Father Ciro Alfonso Perez, who was appointed pastor of St. Mary’s parish in August 2015, is a Redemptorist. He was ordained in Colombia in 2000, and after eight years working in cities, villages and missions in Colombia, he came to Saskatoon at the invitation of Bishop Albert Legatt to work with the burgeoning Spanish-speaking Catholic community in the city.
Today the Spanish-speaking congregation of St. Mary’s numbers well over 100 and represents people from 18 different countries in Latin America, South America, Central America and Mexico.
From its very beginnings, Perez says, St. Mary’s was a culturally diverse parish. It started with English, German, Ukrainian and Irish Catholics, and from its earliest days was identified as a parish whose goal was to build community from diverse cultures.
“In the past two decades, St. Mary’s has become significantly more culturally diverse,” he says. “We have welcomed people from all over Africa, the Middle East, Palestine, Iraq, Syria and Asia, as well as people from Europe.
“In all, 40 to 60 different countries are represented at St. Mary’s. When I look out on the congregation, I see every colour of face. It’s beautiful. English is their second language, as it is mine. I preach more slowly here, with shorter, simpler homilies, often on themes concerning adjusting to life here and how we can support one another. I encourage them to face their new challenges with faith. It’s not always easy.”
The English-speaking and Spanish-speaking communities within St. Mary’s hold some activities together, but Perez says the Spanish congregation is the most active group.
Spanish-language mass is held every Sunday at 4 p.m. and once a month is followed by a supper hosted by one of the Spanishspeaking countries. The menu is representative of the country, as is the musical entertainment.
The next supper will be on May 21, hosted by the Colombians. Everyone is welcome to attend. The supper will take place in St.

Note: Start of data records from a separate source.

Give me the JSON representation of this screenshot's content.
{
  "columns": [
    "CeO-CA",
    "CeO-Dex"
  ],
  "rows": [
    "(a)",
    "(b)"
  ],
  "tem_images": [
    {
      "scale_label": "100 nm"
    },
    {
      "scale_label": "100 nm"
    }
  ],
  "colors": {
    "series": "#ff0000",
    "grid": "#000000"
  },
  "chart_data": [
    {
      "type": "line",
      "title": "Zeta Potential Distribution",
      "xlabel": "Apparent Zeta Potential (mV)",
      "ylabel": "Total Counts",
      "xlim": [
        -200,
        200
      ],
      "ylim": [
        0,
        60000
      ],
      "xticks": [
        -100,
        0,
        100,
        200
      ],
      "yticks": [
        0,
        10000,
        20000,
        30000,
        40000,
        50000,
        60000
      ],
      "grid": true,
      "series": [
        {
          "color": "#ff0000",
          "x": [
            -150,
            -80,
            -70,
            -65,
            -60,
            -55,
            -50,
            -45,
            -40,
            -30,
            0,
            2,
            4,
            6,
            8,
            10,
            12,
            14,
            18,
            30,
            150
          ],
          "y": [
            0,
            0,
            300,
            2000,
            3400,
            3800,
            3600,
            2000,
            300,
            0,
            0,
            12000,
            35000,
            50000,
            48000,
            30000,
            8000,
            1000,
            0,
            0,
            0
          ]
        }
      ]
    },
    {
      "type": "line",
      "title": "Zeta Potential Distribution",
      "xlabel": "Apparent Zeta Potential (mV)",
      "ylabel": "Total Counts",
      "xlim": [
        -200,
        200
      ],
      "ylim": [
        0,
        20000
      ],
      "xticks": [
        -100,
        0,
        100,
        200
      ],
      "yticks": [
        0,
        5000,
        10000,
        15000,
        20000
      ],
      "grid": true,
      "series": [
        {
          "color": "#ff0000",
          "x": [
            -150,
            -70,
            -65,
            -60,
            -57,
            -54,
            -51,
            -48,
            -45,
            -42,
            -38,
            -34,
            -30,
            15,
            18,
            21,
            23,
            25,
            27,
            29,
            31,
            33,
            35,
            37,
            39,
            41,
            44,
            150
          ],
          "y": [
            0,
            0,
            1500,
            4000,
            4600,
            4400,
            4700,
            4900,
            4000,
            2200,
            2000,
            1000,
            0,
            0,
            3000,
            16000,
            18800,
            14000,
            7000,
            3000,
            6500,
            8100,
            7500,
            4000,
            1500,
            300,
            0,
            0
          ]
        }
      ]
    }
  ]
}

Mary’s parish hall beginning at 5 p.m.
“It has been a great experience for me to work with this community,” Perez says. “We may speak the same language, but each Spanishspeaking country has its own traditions and customs. Some are more liberal, others are more conservative. How we celebrate our faith is different, and that includes how we celebrate the holy holidays like Christmas, Easter, and others.”
Perez says the Spanish-speaking congregation is involved in many activities beyond the Spanish-language mass and the monthly suppers. “We hold regular Bible studies, prayer groups, a charismatic prayer group, young peoples’ group, catechesis for the children, and meetings for couples. One congregation member teaches guitar lessons, and a man from Chile is starting drama classes. In May, someone else is beginning a drum class.”
He says the Spanish community also conducts an active welcome program to help newcomers.
Last fall, St. Mary’s church organized a cultural festival to highlight and help integrate the various cultures and nationalities represented in the parish. Perez says it was so successful, the church is planning another festival for this fall. “Our aim is to showcase the various cultures and celebrate diversity and unity in our community.”
Though St. Mary’s is one of the poorest parishes in the city in terms of economics, it is well-known for its charity. Perez describes several programs at St. Mary ’s that provide help and support for those in need.
“We operate a Backdoor Ministry that serves sandwiches and coffee, and at Christmas time we distribute 300 to 500 food hampers. The rest of the year, we give out as many as five food hampers a day to needy people. We also give away clothing, especially in winter.”
“A big thing for me at St. Mary’s is counselling people in distress,” Perez says. “There are so many of them — people with addictions and many other difficult circumstances. I listen, I pray, and I bless them.”